A woman paralyzed from the waist down, typically due to a spinal cord injury (SCI), can conceive, carry, and deliver a baby. Paralysis below the injury level (paraplegia) affects motor and sensory functions, but it does not stop the female reproductive system from working. Successful pregnancies are common with appropriate specialized care, despite the unique medical complexities involved. This process requires careful planning and close collaboration with a healthcare team experienced in managing high-risk pregnancies associated with SCI.
Conception and Reproductive Function After Paralysis
A woman’s long-term fertility is usually unaffected by a spinal cord injury, meaning the ability to become pregnant remains largely intact. The hormonal axis that controls ovulation and menstruation is regulated by the brain and pituitary gland, a system that remains functional even after the spinal cord is damaged. Following the initial injury, some women may experience a temporary cessation of their menstrual cycle, known as amenorrhea, which typically lasts between three and six months. Once the body stabilizes, the regular menstrual cycle generally returns.
Specialized Medical Management During Pregnancy
Pregnancy in a woman with paraplegia is considered high-risk because it can significantly worsen existing health issues related to the spinal cord injury. These pregnancies require specialized care, ideally managed by a maternal-fetal medicine specialist and a multidisciplinary team familiar with SCI. Pre-conception counseling is important to optimize maternal health before the pregnancy begins.
One serious and unique risk is Autonomic Dysreflexia (AD), a sudden and potentially life-threatening spike in blood pressure. AD generally affects individuals with a spinal cord injury at or above the T6 level. The expanding uterus and developing pregnancy increase the risk of AD episodes because common triggers become more frequent.

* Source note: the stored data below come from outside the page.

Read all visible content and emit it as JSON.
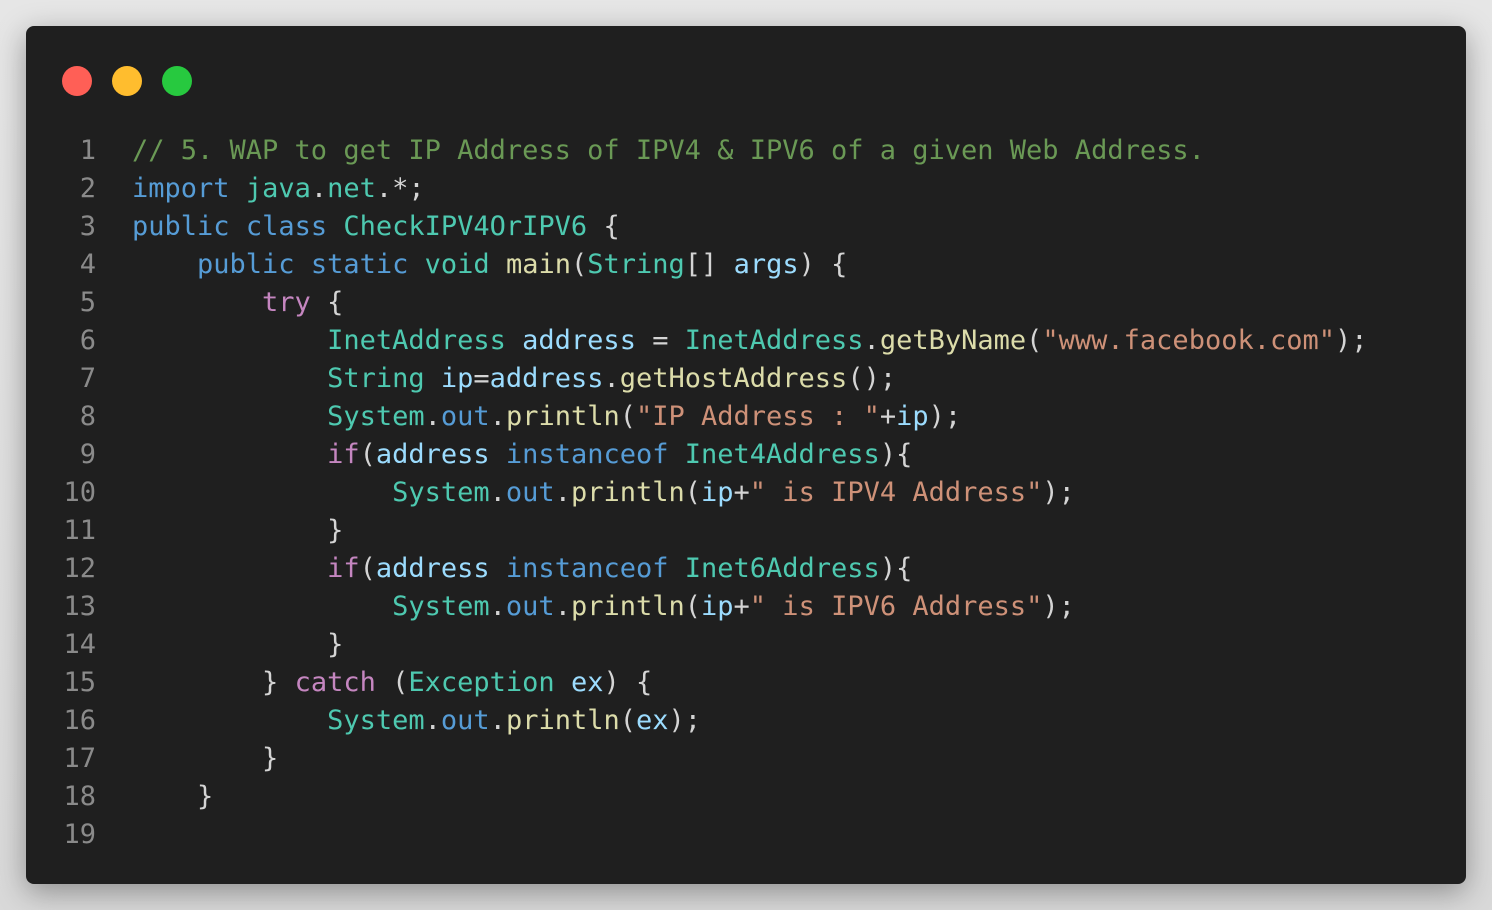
{
  "window": {
    "controls": [
      {
        "name": "close",
        "color": "#ff5f56"
      },
      {
        "name": "minimize",
        "color": "#ffbd2e"
      },
      {
        "name": "maximize",
        "color": "#27c93f"
      }
    ]
  },
  "code": {
    "lines": [
      {
        "num": "1",
        "tokens": [
          {
            "t": "// 5. WAP to get IP Address of IPV4 & IPV6 of a given Web Address.",
            "k": "comment"
          }
        ]
      },
      {
        "num": "2",
        "tokens": [
          {
            "t": "import",
            "k": "keyword"
          },
          {
            "t": " ",
            "k": "plain"
          },
          {
            "t": "java",
            "k": "type"
          },
          {
            "t": ".",
            "k": "punct"
          },
          {
            "t": "net",
            "k": "type"
          },
          {
            "t": ".*;",
            "k": "punct"
          }
        ]
      },
      {
        "num": "3",
        "tokens": [
          {
            "t": "public",
            "k": "keyword"
          },
          {
            "t": " ",
            "k": "plain"
          },
          {
            "t": "class",
            "k": "keyword"
          },
          {
            "t": " ",
            "k": "plain"
          },
          {
            "t": "CheckIPV4OrIPV6",
            "k": "type"
          },
          {
            "t": " {",
            "k": "punct"
          }
        ]
      },
      {
        "num": "4",
        "tokens": [
          {
            "t": "    ",
            "k": "plain"
          },
          {
            "t": "public",
            "k": "keyword"
          },
          {
            "t": " ",
            "k": "plain"
          },
          {
            "t": "static",
            "k": "keyword"
          },
          {
            "t": " ",
            "k": "plain"
          },
          {
            "t": "void",
            "k": "type"
          },
          {
            "t": " ",
            "k": "plain"
          },
          {
            "t": "main",
            "k": "func"
          },
          {
            "t": "(",
            "k": "punct"
          },
          {
            "t": "String",
            "k": "type"
          },
          {
            "t": "[] ",
            "k": "punct"
          },
          {
            "t": "args",
            "k": "var"
          },
          {
            "t": ") {",
            "k": "punct"
          }
        ]
      },
      {
        "num": "5",
        "tokens": [
          {
            "t": "        ",
            "k": "plain"
          },
          {
            "t": "try",
            "k": "control"
          },
          {
            "t": " {",
            "k": "punct"
          }
        ]
      },
      {
        "num": "6",
        "tokens": [
          {
            "t": "            ",
            "k": "plain"
          },
          {
            "t": "InetAddress",
            "k": "type"
          },
          {
            "t": " ",
            "k": "plain"
          },
          {
            "t": "address",
            "k": "var"
          },
          {
            "t": " = ",
            "k": "punct"
          },
          {
            "t": "InetAddress",
            "k": "type"
          },
          {
            "t": ".",
            "k": "punct"
          },
          {
            "t": "getByName",
            "k": "func"
          },
          {
            "t": "(",
            "k": "punct"
          },
          {
            "t": "\"www.facebook.com\"",
            "k": "string"
          },
          {
            "t": ");",
            "k": "punct"
          }
        ]
      },
      {
        "num": "7",
        "tokens": [
          {
            "t": "            ",
            "k": "plain"
          },
          {
            "t": "String",
            "k": "type"
          },
          {
            "t": " ",
            "k": "plain"
          },
          {
            "t": "ip",
            "k": "var"
          },
          {
            "t": "=",
            "k": "punct"
          },
          {
            "t": "address",
            "k": "var"
          },
          {
            "t": ".",
            "k": "punct"
          },
          {
            "t": "getHostAddress",
            "k": "func"
          },
          {
            "t": "();",
            "k": "punct"
          }
        ]
      },
      {
        "num": "8",
        "tokens": [
          {
            "t": "            ",
            "k": "plain"
          },
          {
            "t": "System",
            "k": "type"
          },
          {
            "t": ".",
            "k": "punct"
          },
          {
            "t": "out",
            "k": "keyword"
          },
          {
            "t": ".",
            "k": "punct"
          },
          {
            "t": "println",
            "k": "func"
          },
          {
            "t": "(",
            "k": "punct"
          },
          {
            "t": "\"IP Address : \"",
            "k": "string"
          },
          {
            "t": "+",
            "k": "punct"
          },
          {
            "t": "ip",
            "k": "var"
          },
          {
            "t": ");",
            "k": "punct"
          }
        ]
      },
      {
        "num": "9",
        "tokens": [
          {
            "t": "            ",
            "k": "plain"
          },
          {
            "t": "if",
            "k": "control"
          },
          {
            "t": "(",
            "k": "punct"
          },
          {
            "t": "address",
            "k": "var"
          },
          {
            "t": " ",
            "k": "plain"
          },
          {
            "t": "instanceof",
            "k": "keyword"
          },
          {
            "t": " ",
            "k": "plain"
          },
          {
            "t": "Inet4Address",
            "k": "type"
          },
          {
            "t": "){",
            "k": "punct"
          }
        ]
      },
      {
        "num": "10",
        "tokens": [
          {
            "t": "                ",
            "k": "plain"
          },
          {
            "t": "System",
            "k": "type"
          },
          {
            "t": ".",
            "k": "punct"
          },
          {
            "t": "out",
            "k": "keyword"
          },
          {
            "t": ".",
            "k": "punct"
          },
          {
            "t": "println",
            "k": "func"
          },
          {
            "t": "(",
            "k": "punct"
          },
          {
            "t": "ip",
            "k": "var"
          },
          {
            "t": "+",
            "k": "punct"
          },
          {
            "t": "\" is IPV4 Address\"",
            "k": "string"
          },
          {
            "t": ");",
            "k": "punct"
          }
        ]
      },
      {
        "num": "11",
        "tokens": [
          {
            "t": "            ",
            "k": "plain"
          },
          {
            "t": "}",
            "k": "punct"
          }
        ]
      },
      {
        "num": "12",
        "tokens": [
          {
            "t": "            ",
            "k": "plain"
          },
          {
            "t": "if",
            "k": "control"
          },
          {
            "t": "(",
            "k": "punct"
          },
          {
            "t": "address",
            "k": "var"
          },
          {
            "t": " ",
            "k": "plain"
          },
          {
            "t": "instanceof",
            "k": "keyword"
          },
          {
            "t": " ",
            "k": "plain"
          },
          {
            "t": "Inet6Address",
            "k": "type"
          },
          {
            "t": "){",
            "k": "punct"
          }
        ]
      },
      {
        "num": "13",
        "tokens": [
          {
            "t": "                ",
            "k": "plain"
          },
          {
            "t": "System",
            "k": "type"
          },
          {
            "t": ".",
            "k": "punct"
          },
          {
            "t": "out",
            "k": "keyword"
          },
          {
            "t": ".",
            "k": "punct"
          },
          {
            "t": "println",
            "k": "func"
          },
          {
            "t": "(",
            "k": "punct"
          },
          {
            "t": "ip",
            "k": "var"
          },
          {
            "t": "+",
            "k": "punct"
          },
          {
            "t": "\" is IPV6 Address\"",
            "k": "string"
          },
          {
            "t": ");",
            "k": "punct"
          }
        ]
      },
      {
        "num": "14",
        "tokens": [
          {
            "t": "            ",
            "k": "plain"
          },
          {
            "t": "}",
            "k": "punct"
          }
        ]
      },
      {
        "num": "15",
        "tokens": [
          {
            "t": "        ",
            "k": "plain"
          },
          {
            "t": "} ",
            "k": "punct"
          },
          {
            "t": "catch",
            "k": "control"
          },
          {
            "t": " (",
            "k": "punct"
          },
          {
            "t": "Exception",
            "k": "type"
          },
          {
            "t": " ",
            "k": "plain"
          },
          {
            "t": "ex",
            "k": "var"
          },
          {
            "t": ") {",
            "k": "punct"
          }
        ]
      },
      {
        "num": "16",
        "tokens": [
          {
            "t": "            ",
            "k": "plain"
          },
          {
            "t": "System",
            "k": "type"
          },
          {
            "t": ".",
            "k": "punct"
          },
          {
            "t": "out",
            "k": "keyword"
          },
          {
            "t": ".",
            "k": "punct"
          },
          {
            "t": "println",
            "k": "func"
          },
          {
            "t": "(",
            "k": "punct"
          },
          {
            "t": "ex",
            "k": "var"
          },
          {
            "t": ");",
            "k": "punct"
          }
        ]
      },
      {
        "num": "17",
        "tokens": [
          {
            "t": "        ",
            "k": "plain"
          },
          {
            "t": "}",
            "k": "punct"
          }
        ]
      },
      {
        "num": "18",
        "tokens": [
          {
            "t": "    ",
            "k": "plain"
          },
          {
            "t": "}",
            "k": "punct"
          }
        ]
      },
      {
        "num": "19",
        "tokens": []
      }
    ]
  }
}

Triggers for Autonomic Dysreflexia include irritation below the injury level, such as a full bladder, a urinary tract infection (UTI), or constipation. As the pregnancy progresses, the growing baby can exacerbate these issues, and labor contractions themselves are a powerful trigger for AD. AD symptoms include a pounding headache, facial flushing, sweating above the injury level, and a severe rise in blood pressure. This severe hypertension can lead to stroke, seizure, or death if not managed immediately.

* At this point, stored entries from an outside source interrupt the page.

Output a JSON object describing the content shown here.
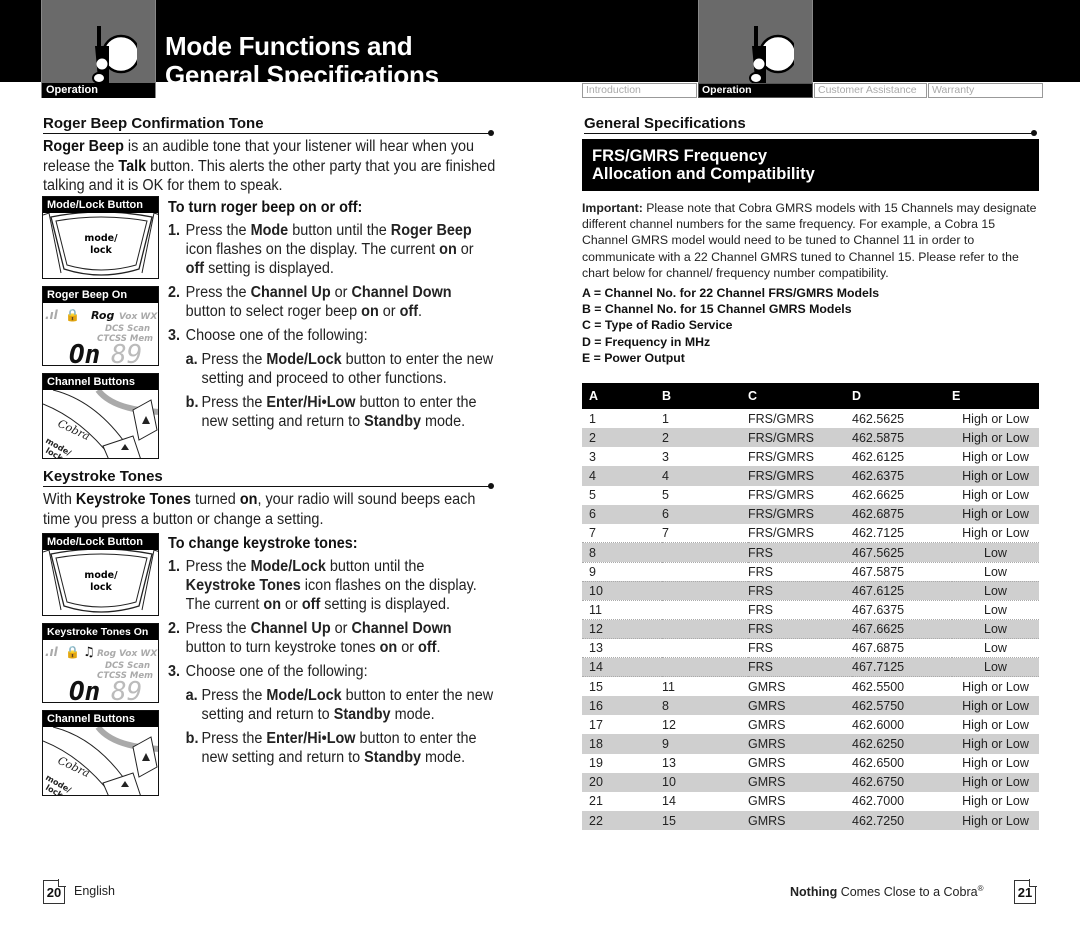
{
  "header": {
    "title_line1": "Mode Functions and",
    "title_line2": "General Specifications",
    "left_section_label": "Operation",
    "nav_tabs": [
      {
        "label": "Introduction",
        "active": false
      },
      {
        "label": "Operation",
        "active": true
      },
      {
        "label": "Customer Assistance",
        "active": false
      },
      {
        "label": "Warranty",
        "active": false
      }
    ]
  },
  "left_page": {
    "roger_beep": {
      "heading": "Roger Beep Confirmation Tone",
      "intro_bold1": "Roger Beep",
      "intro_1": " is an audible tone that your listener will hear when you release the ",
      "intro_bold2": "Talk",
      "intro_2": " button. This alerts the other party that you are finished talking and it is OK for them to speak.",
      "subheading": "To turn roger beep on or off:",
      "steps": [
        {
          "num": "1.",
          "parts": [
            [
              "Press the ",
              false
            ],
            [
              "Mode",
              true
            ],
            [
              " button until the ",
              false
            ],
            [
              "Roger Beep",
              true
            ],
            [
              " icon flashes on the display. The current ",
              false
            ],
            [
              "on",
              true
            ],
            [
              " or ",
              false
            ],
            [
              "off",
              true
            ],
            [
              " setting is displayed.",
              false
            ]
          ]
        },
        {
          "num": "2.",
          "parts": [
            [
              "Press the ",
              false
            ],
            [
              "Channel Up",
              true
            ],
            [
              " or ",
              false
            ],
            [
              "Channel Down",
              true
            ],
            [
              " button to select roger beep ",
              false
            ],
            [
              "on",
              true
            ],
            [
              " or ",
              false
            ],
            [
              "off",
              true
            ],
            [
              ".",
              false
            ]
          ]
        },
        {
          "num": "3.",
          "parts": [
            [
              "Choose one of the following:",
              false
            ]
          ]
        }
      ],
      "substeps": [
        {
          "num": "a.",
          "parts": [
            [
              "Press the ",
              false
            ],
            [
              "Mode/Lock",
              true
            ],
            [
              " button to enter the new setting and proceed to other functions.",
              false
            ]
          ]
        },
        {
          "num": "b.",
          "parts": [
            [
              "Press the ",
              false
            ],
            [
              "Enter/Hi•Low",
              true
            ],
            [
              " button to enter the new setting and return to ",
              false
            ],
            [
              "Standby",
              true
            ],
            [
              " mode.",
              false
            ]
          ]
        }
      ],
      "panels": [
        "Mode/Lock Button",
        "Roger Beep On",
        "Channel Buttons"
      ]
    },
    "keystroke": {
      "heading": "Keystroke Tones",
      "intro_1": "With ",
      "intro_bold1": "Keystroke Tones",
      "intro_2": " turned ",
      "intro_bold2": "on",
      "intro_3": ", your radio will sound beeps each time you press a button or change a setting.",
      "subheading": "To change keystroke tones:",
      "steps": [
        {
          "num": "1.",
          "parts": [
            [
              "Press the ",
              false
            ],
            [
              "Mode/Lock",
              true
            ],
            [
              " button until the ",
              false
            ],
            [
              "Keystroke Tones",
              true
            ],
            [
              " icon flashes on the display. The current ",
              false
            ],
            [
              "on",
              true
            ],
            [
              " or ",
              false
            ],
            [
              "off",
              true
            ],
            [
              " setting is displayed.",
              false
            ]
          ]
        },
        {
          "num": "2.",
          "parts": [
            [
              "Press the ",
              false
            ],
            [
              "Channel Up",
              true
            ],
            [
              " or ",
              false
            ],
            [
              "Channel Down",
              true
            ],
            [
              " button to turn keystroke tones ",
              false
            ],
            [
              "on",
              true
            ],
            [
              " or ",
              false
            ],
            [
              "off",
              true
            ],
            [
              ".",
              false
            ]
          ]
        },
        {
          "num": "3.",
          "parts": [
            [
              "Choose one of the following:",
              false
            ]
          ]
        }
      ],
      "substeps": [
        {
          "num": "a.",
          "parts": [
            [
              "Press the ",
              false
            ],
            [
              "Mode/Lock",
              true
            ],
            [
              " button to enter the new setting and return to ",
              false
            ],
            [
              "Standby",
              true
            ],
            [
              " mode.",
              false
            ]
          ]
        },
        {
          "num": "b.",
          "parts": [
            [
              "Press the ",
              false
            ],
            [
              "Enter/Hi•Low",
              true
            ],
            [
              " button to enter the new setting and return to ",
              false
            ],
            [
              "Standby",
              true
            ],
            [
              " mode.",
              false
            ]
          ]
        }
      ],
      "panels": [
        "Mode/Lock Button",
        "Keystroke Tones On",
        "Channel Buttons"
      ]
    },
    "illustration_text": {
      "mode_key_line1": "mode/",
      "mode_key_line2": "lock",
      "lcd_rog": "Rog",
      "lcd_vox": "Vox WX",
      "lcd_dcs": "DCS  Scan",
      "lcd_ctcss": "CTCSS Mem",
      "lcd_on": "On",
      "lcd_digits": "89",
      "brand": "Cobra"
    }
  },
  "right_page": {
    "heading": "General Specifications",
    "box_title_line1": "FRS/GMRS Frequency",
    "box_title_line2": "Allocation and Compatibility",
    "important_label": "Important:",
    "important_text": " Please note that Cobra GMRS models with 15 Channels may designate different channel numbers for the same frequency. For example, a Cobra 15 Channel GMRS model would need to be tuned to Channel 11 in order to communicate with a 22 Channel GMRS tuned to Channel 15. Please refer to the chart below for channel/ frequency number compatibility.",
    "legend": [
      "A = Channel No. for 22 Channel FRS/GMRS Models",
      "B = Channel No. for 15 Channel GMRS Models",
      "C = Type of Radio Service",
      "D = Frequency in MHz",
      "E = Power Output"
    ],
    "table": {
      "headers": [
        "A",
        "B",
        "C",
        "D",
        "E"
      ],
      "rows": [
        [
          "1",
          "1",
          "FRS/GMRS",
          "462.5625",
          "High or Low"
        ],
        [
          "2",
          "2",
          "FRS/GMRS",
          "462.5875",
          "High or Low"
        ],
        [
          "3",
          "3",
          "FRS/GMRS",
          "462.6125",
          "High or Low"
        ],
        [
          "4",
          "4",
          "FRS/GMRS",
          "462.6375",
          "High or Low"
        ],
        [
          "5",
          "5",
          "FRS/GMRS",
          "462.6625",
          "High or Low"
        ],
        [
          "6",
          "6",
          "FRS/GMRS",
          "462.6875",
          "High or Low"
        ],
        [
          "7",
          "7",
          "FRS/GMRS",
          "462.7125",
          "High or Low"
        ],
        [
          "8",
          "",
          "FRS",
          "467.5625",
          "Low"
        ],
        [
          "9",
          "",
          "FRS",
          "467.5875",
          "Low"
        ],
        [
          "10",
          "",
          "FRS",
          "467.6125",
          "Low"
        ],
        [
          "11",
          "",
          "FRS",
          "467.6375",
          "Low"
        ],
        [
          "12",
          "",
          "FRS",
          "467.6625",
          "Low"
        ],
        [
          "13",
          "",
          "FRS",
          "467.6875",
          "Low"
        ],
        [
          "14",
          "",
          "FRS",
          "467.7125",
          "Low"
        ],
        [
          "15",
          "11",
          "GMRS",
          "462.5500",
          "High or Low"
        ],
        [
          "16",
          "8",
          "GMRS",
          "462.5750",
          "High or Low"
        ],
        [
          "17",
          "12",
          "GMRS",
          "462.6000",
          "High or Low"
        ],
        [
          "18",
          "9",
          "GMRS",
          "462.6250",
          "High or Low"
        ],
        [
          "19",
          "13",
          "GMRS",
          "462.6500",
          "High or Low"
        ],
        [
          "20",
          "10",
          "GMRS",
          "462.6750",
          "High or Low"
        ],
        [
          "21",
          "14",
          "GMRS",
          "462.7000",
          "High or Low"
        ],
        [
          "22",
          "15",
          "GMRS",
          "462.7250",
          "High or Low"
        ]
      ]
    }
  },
  "footer": {
    "left_page_number": "20",
    "left_language": "English",
    "right_tagline_bold": "Nothing",
    "right_tagline": " Comes Close to a Cobra",
    "right_tagline_mark": "®",
    "right_page_number": "21"
  },
  "colors": {
    "header_black": "#000000",
    "tab_gray": "#6a6a6a",
    "row_alt": "#cfcfcf",
    "inactive_tab_text": "#aaaaaa"
  }
}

Secondary complications are more likely during pregnancy due to changes in mobility and weight distribution. Pregnant women with SCI face an increased risk for pressure ulcers, or decubitus ulcers, as weight gain and decreased sensation make repositioning difficult. UTIs are a common concern, often being the most frequent reason for antenatal hospitalization. Spasticity, or involuntary muscle spasms, may also increase during pregnancy and require careful management.
Labor, Delivery, and Birth Planning
The process of labor and delivery requires careful planning, often starting early in the pregnancy, to ensure the safety of both the mother and the baby. One significant difference is how labor is recognized, as women with injuries above the T10 level may not feel typical labor pain. The onset of labor may instead be signaled by non-pain symptoms, such as increased spasticity, a change in breathing, or the appearance of Autonomic Dysreflexia.

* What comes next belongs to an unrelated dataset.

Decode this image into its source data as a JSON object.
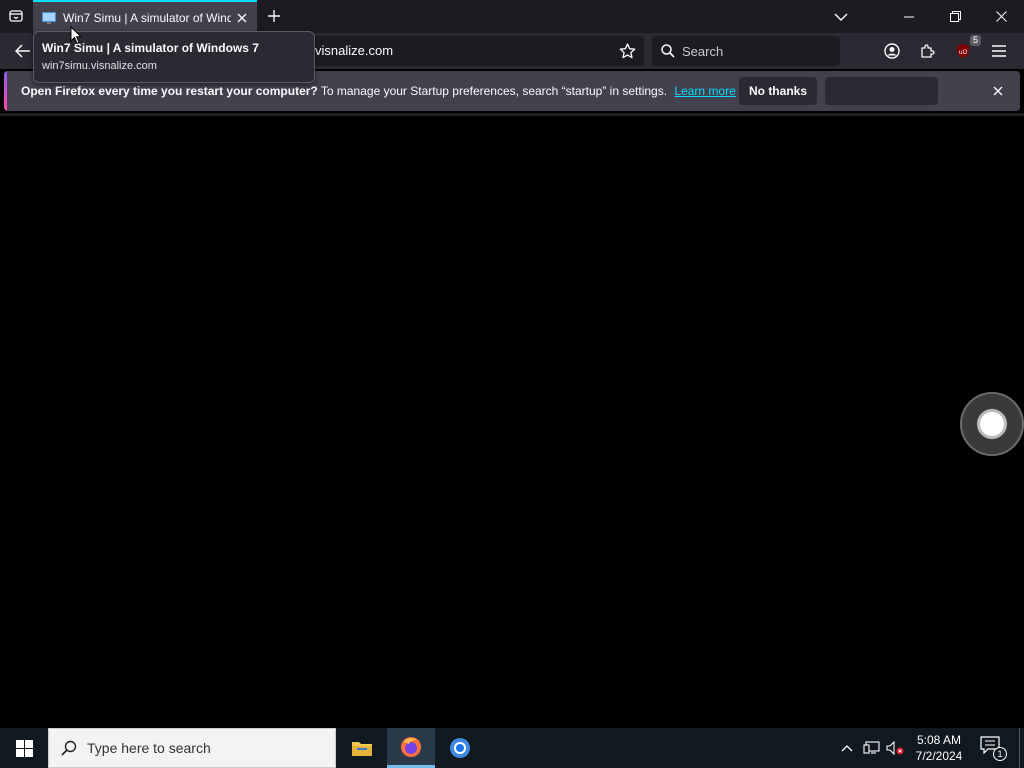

Women with paraplegia can be taught to monitor for labor by feeling the uterus for contractions, and specialized monitors may be used for surveillance. For those with injuries at or above T6, an epidural or combined spinal-epidural anesthesia is often recommended early in labor. This regional anesthesia is primarily used to block the sensory input that triggers Autonomic Dysreflexia, providing a safer environment for delivery.
A vaginal delivery is often possible and is generally the preferred option, provided there are no obstetric reasons or physical limitations preventing it. The decision to proceed with a Cesarean section (C-section) is typically made for standard obstetric reasons unrelated to the SCI. Physical conditions like severe hip contractures or a small pelvis may also necessitate a C-section. Proper positioning and experienced care can help facilitate delivery, even if the second stage of labor is complicated by spasms.
Practicalities of Infant Care and Mobility
The transition to parenting involves adapting the environment and routine to accommodate the use of a wheelchair. Caring for a newborn while seated presents unique physical challenges, especially concerning lifting, carrying, and maneuvering the baby. Adaptive equipment is often utilized to make day-to-day tasks more accessible.
Specialized equipment is used to manage infant care while seated. Examples include the Gertie Crib, which features outward-opening doors for easy access without lifting the infant over a rail. Changing tables are often substituted with roll-under accessible surfaces to accommodate a wheelchair. A robust support system, including family or professional caregivers, is highly beneficial for managing the demands of newborn care. With the right medical support and environmental adaptations, women with paraplegia can successfully navigate pregnancy and embrace parenthood.